By Brian Essinger, DeKalb/Asgrow Territory Manager
I know we are in the middle of harvest, but with soybeans coming off you are beginning to make fertility decisions right now.
Here are a few tips and guidelines to make sure you are not shorting yourselves and put enough fertilizer on for maximum yields in 2012. Yields are better than expected in many places throughout Ohio and that means more nutrients were removed from the soil. Your fertility decisions this fall will impact your yield in 2012. Do not short yourself.
1. Fertilize every field every year no matter which crop you are rotating to or which crop you just harvested. I am going to give you information on the big three macro nutrients, but we are seeing more micronutrient deficiencies each year. Check with your retailer on how to cover your Macro and Micro needs.
2. Variable rate is the most profitable, efficient, and economical method because it gets what you need where you want it. Do it whenever and where ever you can.
3. Base you fertilization off three things:
1) What your particular soils tests say you need
2) What your yield monitor says you removed with yield (crop removal)

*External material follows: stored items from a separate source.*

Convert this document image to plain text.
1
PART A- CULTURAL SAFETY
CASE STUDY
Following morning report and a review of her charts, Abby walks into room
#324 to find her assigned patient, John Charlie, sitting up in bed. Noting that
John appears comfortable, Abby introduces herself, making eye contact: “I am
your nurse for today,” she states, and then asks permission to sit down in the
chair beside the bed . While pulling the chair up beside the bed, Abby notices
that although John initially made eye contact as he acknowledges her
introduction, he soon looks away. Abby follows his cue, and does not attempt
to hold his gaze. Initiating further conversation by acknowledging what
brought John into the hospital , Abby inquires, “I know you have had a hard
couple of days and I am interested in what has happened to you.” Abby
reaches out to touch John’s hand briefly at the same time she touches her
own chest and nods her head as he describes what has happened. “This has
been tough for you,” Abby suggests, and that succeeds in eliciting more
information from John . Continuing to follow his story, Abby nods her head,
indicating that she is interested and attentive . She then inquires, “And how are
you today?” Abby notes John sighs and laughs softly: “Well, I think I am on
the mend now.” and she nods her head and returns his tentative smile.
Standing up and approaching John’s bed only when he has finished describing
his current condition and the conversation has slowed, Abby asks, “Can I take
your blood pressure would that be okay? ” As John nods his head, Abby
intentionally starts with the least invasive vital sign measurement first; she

3) The type of fertilizer you are applying
According to Purdue’s Corn and Soybean 2011 Guide this is what you will remove and the needs of that crop to produce maximum yields (remember what you need for specific yields is based on your CEC, Drainage, and pH so get your pH right first with 6.5 – 6.8 being ideal for most nutrients):
Nitrogen (N) Phosphorous (P) Potassium (K)
Corn .75 lbs per bu .37 lbs per bu .27 lbs per bu
Soybeans 4.0 lbs per bu .80 lbs per bu 1.4 lbs per bu
Crop nutrient needs (generally speaking, this is not a guarantee or exact for each field simply use this as a guide or baseline.)
Corn: Nitrogen (N) — .85 to 1# of N per bushel target. The amount of N needed will also depend on timing, water holding capacity, and application.
Phosphorous (P) — 15-30 ppm or 30-60 pounds is the minimum available P needed for optimal corn production. This requires regular fertilization.
Potassium (K): K levels depend on CEC of your soil. If the CEC is 5.0 then you need 90 -125 ppm or 180 – 250 lbs of K for 180-200 bushel per acre corn. If the CEC is 10.0, than you need 110 -140 ppm or 220 – 240 lbs of K for 180-200 bushel per acre corn. If your CEC is 20.0 than you need 130 – 160 ppm or 260 – 320 lbs of K for 180-200 bushl per acre corn.
Soybeans: Phosphorous (P) 15-30 or 30-60 pounds. This is the minimum available P needed for optimal soybean production. This requires regular fertilization.
Potassium (K): If the CEC is 5.0 than you need 88 – 118 ppm or 176 – 235 lbs of K for 60-70 bpa soybeans. If the CEC is 10.0 you need 100 – 130 ppm or 200 — 260 lbs of K for 60-70 bushel per acre soybeans. If the CEC is 20.0 than you need 125 – 155 ppm or 250 – 310 lbs of K for 60-70 bushel per acre soybeans.
Contact your local retailer and work with them to put together you optimal fertilization plan.